Tiga jam berikutnya, sebuah Hercules lain melesat dari Pangkalan Udara Juanda Surabaya, mengangkut satu kompi (100 orang) Marinir lainnya, juga dengan tujuan Palu.
Pada saat yang bersamaan, sejumlah prajurit TNI-Angkatan Darat (AD) dan TNI-Angkatan Udara (AU) pun digerakkan ke Palu, melalui jalur udara, darat, maupun laut. Prajurit Yonif 714 Raksatama Gorontalo dan Yonif 711-Suntuwu Maroso dari Poso pun dapat cepat merapat.
Pada hari H+2, 850 personel TNI sudah tiba di Palu. Mereka semua bagian dari misi khas TNI yakni Operasi Militer Selain Perang (OMSP).
Kekuatan TNI ini didatangkan untuk membantu aksi Tanggap Darurat Bencana yang digelar BNPB. Sebagaimana dimaksud UU 24/2007, tanggap darurat bencana itu ialah serangkaian kegiatan yang dilakukan dengan segera pada saat terjadi bencana untuk menangani dampak buruk yang ditimbulkan.
Kegiatannya meliputi penyelematan dan evakuasi korban, menjaga harta benda, pemenuhan kebutuhan dasar, perlindungan, mengurus pengungsi, serta pemulihan sarana publik.
Sampai H+4, sekitar 3.200 prajurit TNI sudah mendarat di Palu, Donggala dan Sigi, wilayah yang terluka karena gempa. Mereka menjalankan tugas lapangan membantu tim besar BNPB yang melibatkan pula petugas SAR, kesehatan, POLRI, pekerjaan umum, PLN, Telkom, dan sebagainya.
TNI mengerahkan pesawat terbang angkut, helikopter, kapal-kapal pengangkut personel, truk, alat berat dan perkakas lainnya. Di beberapa lokasi muncul scene yang epik, prajurit TNI itu merelakan lauk-pauk mereka untuk warga yang dianggap lebih memerlukan. Mereka makan siang hanya nasi berlauk mie instan.
Pada H+20 saat petugas lain sudah meninggalkan Palu-Donggala-Sigi, sekitar 2.500 prajurit TNI masih di lokasi. Mereka membantu proses awal rekonstruksi dan rehabilitasi (rekon dan rehab) di kawasan yang porak peranda itu.
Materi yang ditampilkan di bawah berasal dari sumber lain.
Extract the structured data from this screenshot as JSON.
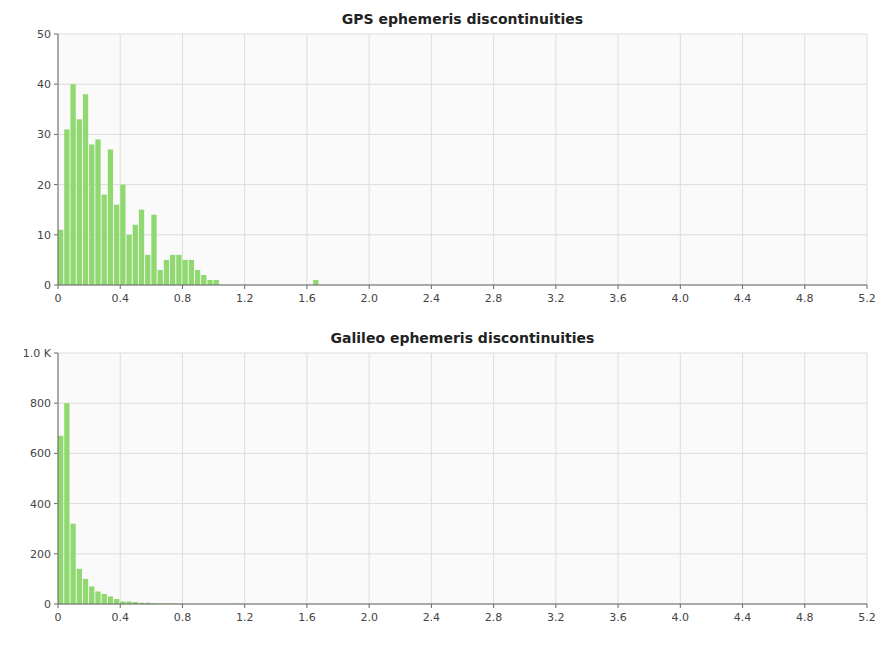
{
  "chart_data": [
    {
      "type": "histogram",
      "title": "GPS ephemeris discontinuities",
      "color": "#90d870",
      "grid": true,
      "bins": [
        0,
        0.04,
        0.08,
        0.12,
        0.16,
        0.2,
        0.24,
        0.28,
        0.32,
        0.36,
        0.4,
        0.44,
        0.48,
        0.52,
        0.56,
        0.6,
        0.64,
        0.68,
        0.72,
        0.76,
        0.8,
        0.84,
        0.88,
        0.92,
        0.96,
        1,
        1.04,
        1.08,
        1.12,
        1.16,
        1.2,
        1.24,
        1.28,
        1.32,
        1.36,
        1.4,
        1.44,
        1.48,
        1.52,
        1.56,
        1.6,
        1.64,
        1.68,
        1.72,
        1.76,
        1.8,
        1.84,
        1.88,
        1.92,
        1.96,
        2,
        2.04,
        2.08,
        2.12,
        2.16,
        2.2,
        2.24,
        2.28,
        2.32,
        2.36,
        2.4,
        2.44,
        2.48,
        2.52,
        2.56,
        2.6,
        2.64,
        2.68,
        2.72,
        2.76,
        2.8,
        2.84,
        2.88,
        2.92,
        2.96,
        3,
        3.04,
        3.08,
        3.12,
        3.16,
        3.2,
        3.24,
        3.28,
        3.32,
        3.36,
        3.4,
        3.44,
        3.48,
        3.52,
        3.56,
        3.6,
        3.64,
        3.68,
        3.72,
        3.76,
        3.8,
        3.84,
        3.88,
        3.92,
        3.96,
        4,
        4.04,
        4.08,
        4.12,
        4.16,
        4.2,
        4.24,
        4.28,
        4.32,
        4.36,
        4.4,
        4.44,
        4.48,
        4.52,
        4.56,
        4.6,
        4.64,
        4.68,
        4.72,
        4.76,
        4.8,
        4.84,
        4.88,
        4.92,
        4.96,
        5,
        5.04,
        5.08,
        5.12,
        5.16,
        5.2
      ],
      "values": [
        11,
        31,
        40,
        33,
        38,
        28,
        29,
        18,
        27,
        16,
        20,
        10,
        12,
        15,
        6,
        14,
        3,
        5,
        6,
        6,
        5,
        5,
        3,
        2,
        1,
        1,
        0,
        0,
        0,
        0,
        0,
        0,
        0,
        0,
        0,
        0,
        0,
        0,
        0,
        0,
        0,
        1,
        0,
        0,
        0,
        0,
        0,
        0,
        0,
        0,
        0,
        0,
        0,
        0,
        0,
        0,
        0,
        0,
        0,
        0,
        0,
        0,
        0,
        0,
        0,
        0,
        0,
        0,
        0,
        0,
        0,
        0,
        0,
        0,
        0,
        0,
        0,
        0,
        0,
        0,
        0,
        0,
        0,
        0,
        0,
        0,
        0,
        0,
        0,
        0,
        0,
        0,
        0,
        0,
        0,
        0,
        0,
        0,
        0,
        0,
        0,
        0,
        0,
        0,
        0,
        0,
        0,
        0,
        0,
        0,
        0,
        0,
        0,
        0,
        0,
        0,
        0,
        0,
        0,
        0,
        0,
        0,
        0,
        0,
        0,
        0,
        0,
        0,
        0,
        0
      ],
      "xlim": [
        0,
        5.2
      ],
      "xticks": [
        0,
        0.4,
        0.8,
        1.2,
        1.6,
        {
          "value": 2,
          "label": "2.0"
        },
        2.4,
        2.8,
        3.2,
        3.6,
        {
          "value": 4,
          "label": "4.0"
        },
        4.4,
        4.8,
        5.2
      ],
      "ylim": [
        0,
        50
      ],
      "yticks": [
        0,
        10,
        20,
        30,
        40,
        50
      ]
    },
    {
      "type": "histogram",
      "title": "Galileo ephemeris discontinuities",
      "color": "#90d870",
      "grid": true,
      "bins": [
        0,
        0.04,
        0.08,
        0.12,
        0.16,
        0.2,
        0.24,
        0.28,
        0.32,
        0.36,
        0.4,
        0.44,
        0.48,
        0.52,
        0.56,
        0.6,
        0.64,
        0.68,
        0.72,
        0.76,
        0.8,
        0.84,
        0.88,
        0.92,
        0.96,
        1,
        1.04,
        1.08,
        1.12,
        1.16,
        1.2,
        1.24,
        1.28,
        1.32,
        1.36,
        1.4,
        1.44,
        1.48,
        1.52,
        1.56,
        1.6,
        1.64,
        1.68,
        1.72,
        1.76,
        1.8,
        1.84,
        1.88,
        1.92,
        1.96,
        2,
        2.04,
        2.08,
        2.12,
        2.16,
        2.2,
        2.24,
        2.28,
        2.32,
        2.36,
        2.4,
        2.44,
        2.48,
        2.52,
        2.56,
        2.6,
        2.64,
        2.68,
        2.72,
        2.76,
        2.8,
        2.84,
        2.88,
        2.92,
        2.96,
        3,
        3.04,
        3.08,
        3.12,
        3.16,
        3.2,
        3.24,
        3.28,
        3.32,
        3.36,
        3.4,
        3.44,
        3.48,
        3.52,
        3.56,
        3.6,
        3.64,
        3.68,
        3.72,
        3.76,
        3.8,
        3.84,
        3.88,
        3.92,
        3.96,
        4,
        4.04,
        4.08,
        4.12,
        4.16,
        4.2,
        4.24,
        4.28,
        4.32,
        4.36,
        4.4,
        4.44,
        4.48,
        4.52,
        4.56,
        4.6,
        4.64,
        4.68,
        4.72,
        4.76,
        4.8,
        4.84,
        4.88,
        4.92,
        4.96,
        5,
        5.04,
        5.08,
        5.12,
        5.16,
        5.2
      ],
      "values": [
        670,
        800,
        320,
        140,
        100,
        70,
        50,
        40,
        30,
        20,
        10,
        10,
        8,
        5,
        5,
        3,
        2,
        2,
        2,
        1,
        1,
        0,
        0,
        0,
        0,
        0,
        0,
        0,
        1,
        0,
        0,
        0,
        0,
        0,
        0,
        0,
        0,
        0,
        0,
        0,
        0,
        0,
        0,
        0,
        0,
        0,
        0,
        0,
        0,
        0,
        0,
        0,
        0,
        0,
        0,
        0,
        0,
        0,
        0,
        0,
        1,
        0,
        0,
        0,
        0,
        0,
        0,
        0,
        0,
        0,
        0,
        0,
        0,
        0,
        0,
        0,
        0,
        0,
        0,
        0,
        0,
        0,
        0,
        0,
        0,
        0,
        0,
        0,
        0,
        0,
        0,
        0,
        0,
        0,
        0,
        0,
        0,
        0,
        0,
        0,
        0,
        0,
        0,
        0,
        0,
        0,
        0,
        0,
        0,
        0,
        0,
        0,
        0,
        0,
        0,
        0,
        0,
        0,
        0,
        0,
        0,
        0,
        0,
        0,
        0,
        0,
        0,
        0,
        0,
        0
      ],
      "xlim": [
        0,
        5.2
      ],
      "xticks": [
        0,
        0.4,
        0.8,
        1.2,
        1.6,
        {
          "value": 2,
          "label": "2.0"
        },
        2.4,
        2.8,
        3.2,
        3.6,
        {
          "value": 4,
          "label": "4.0"
        },
        4.4,
        4.8,
        5.2
      ],
      "ylim": [
        0,
        1000
      ],
      "yticks": [
        0,
        200,
        400,
        600,
        800,
        {
          "value": 1000,
          "label": "1.0 K"
        }
      ]
    }
  ]
}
Penanganan bencana itu menjadi salah satu tugas TNI, bagian dari military operation other than war alias operasi militer selain perang (OMSP). Pasal 7 UU 34/2004 tentang TNI, mengatakan bahwa OMSP itu, antara lain, menyangkut tugas (1) mengatasi gerakan separatisme bersenjata; (2) mengatasi pemberontakan bersenjata; (3) mengatasi aksi terorisme; (4) mengamankan perbatasan; (5) mengamankan objek vital strategis; (6) membantu POLRI dalam tugas keamanan dan ketertiban masyarakat yang diatur dalam undang-undang; (7) membantu menanggulangi akibat bencana alam, pengungsian, dan pemberian bantuan kemanusiaan; (13) membantu tugas (search and rescue); dan seterusnya.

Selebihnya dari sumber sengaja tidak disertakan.